Als stärkste Motivation für einen Wiedereinstieg oder eine Aufstockung hätten die Befragten eine Personaldecke genannt, die sich tatsächlich am Bedarf der pflegebedürftigen Menschen ausrichte. Außerdem wünschten sich Pflegende eine bessere Bezahlung und verlässliche Arbeitszeiten. Mehr Zeit für menschliche Zuwendung zu haben, nicht unterbesetzt arbeiten zu müssen und verbindliche Dienstpläne seien für die Befragten weitere zentrale Bedingungen. Ebenso wünschten sie sich respektvolle Vorgesetzte, einen kollegialen Umgang mit allen Berufsgruppen, Augenhöhe gegenüber Ärztinnen und Ärzten, eine vereinfachte Dokumentation sowie eine bessere Vergütung von Fort- und Weiterbildungen.
Für die Mehrheit ist Rückkehr oder Aufstocken prinzipiell vorstellbar
Würden diese Punkte stimmen, könne sich die Hälfte der Teilzeitbeschäftigten und könnten sich sogar 60 % der Ausgestiegenen ein Aufstocken der Stunden bzw. eine Rückkehr in den Beruf vorstellen, so die Studienverantwortlichen. Teilzeitkräfte würden ihre Arbeitszeit im Mittel um 10 Stunden pro Woche aufstocken, "ausgestiegene" Pflegende könnten sich eine Rückkehr in den Pflegeberuf mit 30 Wochenstunden vorstellen.
Zudem: Bereits ein Drittel der potenziellen Rückkehrerinnen und Rückkehrer hätte Stellenangebote angesehen, knapp 6 % stünden in Kontakt mit Arbeitgebenden. Die übrigen Befragten dächten mind. einmal im Monat darüber nach, in den Beruf zurückzukehren, seien bislang aber noch nicht aktiv geworden.
Angemessene Bezahlung und tarifbindung stärken
Entscheidend für die Studienverantwortlichen sei, der Negativspirale aus problematischen Arbeitsbedingungen und daraus folgendem Rückzug aus der Pflege entgegenzuwirken und stattdessen zur Stundenerhöhung und Rückkehr in den Beruf zu motivieren.

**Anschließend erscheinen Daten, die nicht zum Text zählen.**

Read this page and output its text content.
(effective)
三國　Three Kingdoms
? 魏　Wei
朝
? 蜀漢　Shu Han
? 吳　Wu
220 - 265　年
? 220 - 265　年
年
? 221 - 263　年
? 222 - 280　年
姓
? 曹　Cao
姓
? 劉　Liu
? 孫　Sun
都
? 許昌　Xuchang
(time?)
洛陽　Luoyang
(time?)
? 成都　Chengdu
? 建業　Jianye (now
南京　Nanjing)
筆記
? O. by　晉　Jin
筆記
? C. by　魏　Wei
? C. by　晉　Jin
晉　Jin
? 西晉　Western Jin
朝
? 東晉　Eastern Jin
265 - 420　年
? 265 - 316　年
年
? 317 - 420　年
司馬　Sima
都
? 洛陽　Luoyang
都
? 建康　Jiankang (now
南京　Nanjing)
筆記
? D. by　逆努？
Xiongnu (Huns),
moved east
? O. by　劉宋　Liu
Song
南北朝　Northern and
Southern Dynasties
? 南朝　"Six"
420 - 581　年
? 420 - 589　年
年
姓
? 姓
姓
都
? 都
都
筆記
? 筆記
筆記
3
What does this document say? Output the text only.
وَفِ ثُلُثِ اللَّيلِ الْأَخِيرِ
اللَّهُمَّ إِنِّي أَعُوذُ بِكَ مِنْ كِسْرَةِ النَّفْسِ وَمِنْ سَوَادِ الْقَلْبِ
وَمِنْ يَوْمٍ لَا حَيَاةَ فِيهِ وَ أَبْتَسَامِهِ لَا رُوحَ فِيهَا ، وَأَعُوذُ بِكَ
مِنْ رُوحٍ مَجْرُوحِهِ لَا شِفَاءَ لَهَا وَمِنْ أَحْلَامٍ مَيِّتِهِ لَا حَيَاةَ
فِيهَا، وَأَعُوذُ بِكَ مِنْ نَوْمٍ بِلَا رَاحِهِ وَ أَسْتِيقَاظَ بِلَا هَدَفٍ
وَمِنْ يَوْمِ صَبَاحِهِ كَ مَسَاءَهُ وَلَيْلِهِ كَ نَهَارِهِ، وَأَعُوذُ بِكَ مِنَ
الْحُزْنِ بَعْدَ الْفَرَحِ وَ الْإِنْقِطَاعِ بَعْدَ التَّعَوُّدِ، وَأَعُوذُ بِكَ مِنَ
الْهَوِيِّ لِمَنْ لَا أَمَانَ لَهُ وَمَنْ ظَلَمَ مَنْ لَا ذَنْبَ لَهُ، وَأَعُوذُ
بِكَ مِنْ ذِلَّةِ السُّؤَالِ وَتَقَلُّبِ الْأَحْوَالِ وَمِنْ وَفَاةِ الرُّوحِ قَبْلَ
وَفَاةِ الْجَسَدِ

An erster Stelle stehe dabei die Einführung einer angemessenen, am tatsächlichen Pflegebedarf ausgerichteten Personalbemessung – sowohl für die Krankenhäuser als auch die stationäre und ambulante Langzeitpflege.
Die Geschäftsführerin der Arbeitskammer des Saarlands, Beatrice Zeiger, sagte:
"Mit Sorge betrachten wir daher die Diskussion um die Pflegepersonalregelung 2.0 (PPR 2.0), auf die Pflegekräfte in den Krankenhäusern seit Jahren drängen und die – trotz Koalitionsvertrag – womöglich nicht eingeführt werden soll. Die Regelung darf als sehr gute Übergangslösung nicht unter die Räder kommen. Das wäre in der jetzigen Situation das absolut falsche Signal."
In der stationären Langzeitpflege müsse die "Personalbedarfsmessung in vollstationären Pflegeeinrichtungen" vollständig umgesetzt werden. Dafür sei ein verbindlicher Zeitplan nötig.
Ebenso wichtig sei, die Tarifbindung zu stärken, um flächendeckend höhere Löhne zu erzielen. Pflegepersonal müsse endlich entsprechend den hohen Anforderungen des Pflegeberufs entlohnt werden – insbesondere in der Altenpflege.
Die aktuelle Studie baut auf einer Bremer Pilotstudie auf, die im Sommer vergangenen Jahres veröffentlicht wurde.
DBfK appelliert an Bundesregierung, Taten folgen zu lassen
Die Präsidentin des Deutschen Berufsverbands für Pflegeberufe (DBfK), Christel Bienstein, sagte zu den Ergebnissen, die Zahlen belegten, was der Verband bereits seit Jahren fordere:
"Wir brauchen spürbare Verbesserungen in der Personalausstattung, eine bedarfsgerechte Personalbemessung, faire Gehälter und attraktive Karrierewege. Sonst lässt sich die Pflegekrise nicht lösen. Es wird nun endlich Zeit, dass die neue Bundesregierung Pflegepolitik angeht."